3. Le problème de la « Complémentarité »

Le document a découvert quelque chose de surprenant concernant les énergies renouvelables elles-mêmes. Dans ces pays riches, utiliser plus d'énergie solaire ou éolienne ne signifie pas automatiquement utiliser moins de pétrole ou de gaz. Au lieu de cela, ils semblent croître ensemble.

  • L'analogie : Pensez à cela comme l'ajout d'un plat d'accompagnement à un repas. Les pays du G7 ajoutent un accompagnement de « l'énergie verte », mais ils ne retirent pas le « steak » (le combustible fossile). Ils mangent simplement plus de nourriture au total.
  • Pourquoi ? Le document suggère que comme le soleil ne brille pas toujours et que le vent ne souffle pas toujours, ces pays ont toujours besoin des combustibles fossiles comme « groupe électrogène de secours » pour maintenir la lumière allumée. Ainsi, ils construisent la technologie verte et gardent la technologie fossile en marche en même temps.

4. Le tour de passe-passe de la « Délocalisation mondiale »

L'étude a également examiné la Mondialisation (à quel point ces pays sont ouverts au commerce).

  • La conclusion : La mondialisation aide à réduire l'utilisation des combustibles fossiles à l'intérieur des pays du G7.
  • L'analogie : C'est comme une famille qui décide de ne plus cuisiner de repas lourds et fumants à la maison et qui préfère plutôt commander des plats à emporter chez un voisin qui cuisine. La fumée est toujours là, mais elle se produit dans la cuisine du voisin, pas dans la vôtre. Les pays du G7 déplacent efficacement leurs industries lourdes et sales vers les pays en développement, de sorte que leur propre « cuisine » semble plus propre.

5. Le facteur de la « Croissance Économique »

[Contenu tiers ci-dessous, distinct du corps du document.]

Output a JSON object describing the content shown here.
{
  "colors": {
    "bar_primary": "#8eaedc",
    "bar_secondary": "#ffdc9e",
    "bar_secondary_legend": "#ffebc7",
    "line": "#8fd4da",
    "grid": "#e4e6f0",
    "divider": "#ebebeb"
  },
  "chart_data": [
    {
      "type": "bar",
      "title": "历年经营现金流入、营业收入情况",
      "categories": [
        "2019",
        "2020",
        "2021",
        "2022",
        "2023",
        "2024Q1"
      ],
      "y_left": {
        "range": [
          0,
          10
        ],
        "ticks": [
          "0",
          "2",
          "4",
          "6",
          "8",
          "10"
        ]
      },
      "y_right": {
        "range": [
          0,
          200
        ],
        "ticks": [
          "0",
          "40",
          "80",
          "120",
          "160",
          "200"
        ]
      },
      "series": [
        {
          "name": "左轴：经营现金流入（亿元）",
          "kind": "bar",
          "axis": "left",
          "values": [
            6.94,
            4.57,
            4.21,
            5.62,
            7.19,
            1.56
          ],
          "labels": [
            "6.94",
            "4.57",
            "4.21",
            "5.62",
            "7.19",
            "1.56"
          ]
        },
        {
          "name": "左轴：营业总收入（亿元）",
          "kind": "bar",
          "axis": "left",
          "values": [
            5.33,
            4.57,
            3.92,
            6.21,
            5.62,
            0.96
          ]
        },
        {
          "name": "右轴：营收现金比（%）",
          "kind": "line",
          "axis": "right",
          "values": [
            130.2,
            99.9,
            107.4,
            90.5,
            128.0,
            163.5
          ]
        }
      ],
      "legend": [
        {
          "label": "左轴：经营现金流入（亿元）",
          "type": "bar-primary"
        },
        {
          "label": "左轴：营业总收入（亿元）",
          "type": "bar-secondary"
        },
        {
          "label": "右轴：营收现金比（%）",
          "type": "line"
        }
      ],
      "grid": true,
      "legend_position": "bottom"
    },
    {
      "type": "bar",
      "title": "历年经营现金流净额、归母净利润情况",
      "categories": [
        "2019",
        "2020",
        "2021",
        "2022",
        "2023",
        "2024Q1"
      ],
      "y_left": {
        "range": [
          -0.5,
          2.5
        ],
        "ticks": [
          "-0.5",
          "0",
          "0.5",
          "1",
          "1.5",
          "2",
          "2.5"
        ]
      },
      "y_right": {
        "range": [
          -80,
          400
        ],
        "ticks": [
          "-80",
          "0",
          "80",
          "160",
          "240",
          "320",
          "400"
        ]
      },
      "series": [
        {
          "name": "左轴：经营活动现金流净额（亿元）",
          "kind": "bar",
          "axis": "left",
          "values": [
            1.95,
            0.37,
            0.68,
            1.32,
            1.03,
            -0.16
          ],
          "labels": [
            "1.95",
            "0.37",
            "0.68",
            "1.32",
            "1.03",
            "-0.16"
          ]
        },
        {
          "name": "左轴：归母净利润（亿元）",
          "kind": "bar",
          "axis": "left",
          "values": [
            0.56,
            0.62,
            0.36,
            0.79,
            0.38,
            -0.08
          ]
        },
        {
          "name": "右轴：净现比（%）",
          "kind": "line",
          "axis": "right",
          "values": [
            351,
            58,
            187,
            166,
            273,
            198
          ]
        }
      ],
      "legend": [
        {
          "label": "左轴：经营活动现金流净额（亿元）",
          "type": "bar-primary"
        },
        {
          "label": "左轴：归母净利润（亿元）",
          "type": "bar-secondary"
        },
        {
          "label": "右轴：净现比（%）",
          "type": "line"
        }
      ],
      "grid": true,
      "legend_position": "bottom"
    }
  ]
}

À mesure que ces pays s'enrichissent (le PIB augmente), ils utilisent plus de combustibles fossiles. Cependant, le document note que l'excédent de carburant nécessaire pour chaque nouveau dollar de richesse devient de plus en plus petit avec le temps.

  • L'analogie : Quand on est pauvre, chaque nouveau dollar gagné peut servir à acheter une nouvelle voiture (beaucoup de carburant). Quand on est déjà riche, un nouveau dollar peut juste servir à acheter un meilleur livre (très peu de carburant). Les pays du G7 parviennent à accroître leur richesse sans avoir besoin d'un pic massif de carburant, mais ils n'y sont pas encore tout à fait.

Conclusion et Recommandations

Les auteurs concluent que le budget de recherche du gouvernement est un outil puissant.

  • Ne vous contentez pas de jeter de l'argent sur le problème : Si vous jetez de l'argent dans la recherche sur les combustibles fossiles, vous obtenez plus d'utilisation de combustibles fossiles.
  • Réorientez les fonds : Les auteurs suggèrent que les gouvernements du G7 devraient prendre l'argent actuellement dépensé dans la recherche sur les combustibles fossiles et le transférer vers la recherche sur les énergies renouvelables. Cela aiderait à éteindre le « groupe électrogène de secours » (les combustibles fossiles) et permettrait enfin à l'« énergie principale » (les renouvelables) de prendre le relais complètement.

En bref : L'argent de la recherche gouvernementale est comme un aimant. Si vous le pointez vers la technologie verte, il attire l'économie vers l'énergie propre. Si vous le pointez vers la technologie sale, il attire l'économie vers une utilisation encore plus grande de l'énergie sale. Les pays du G7 doivent pointer cet aimant fermement vers le côté vert pour arrêter la fumée.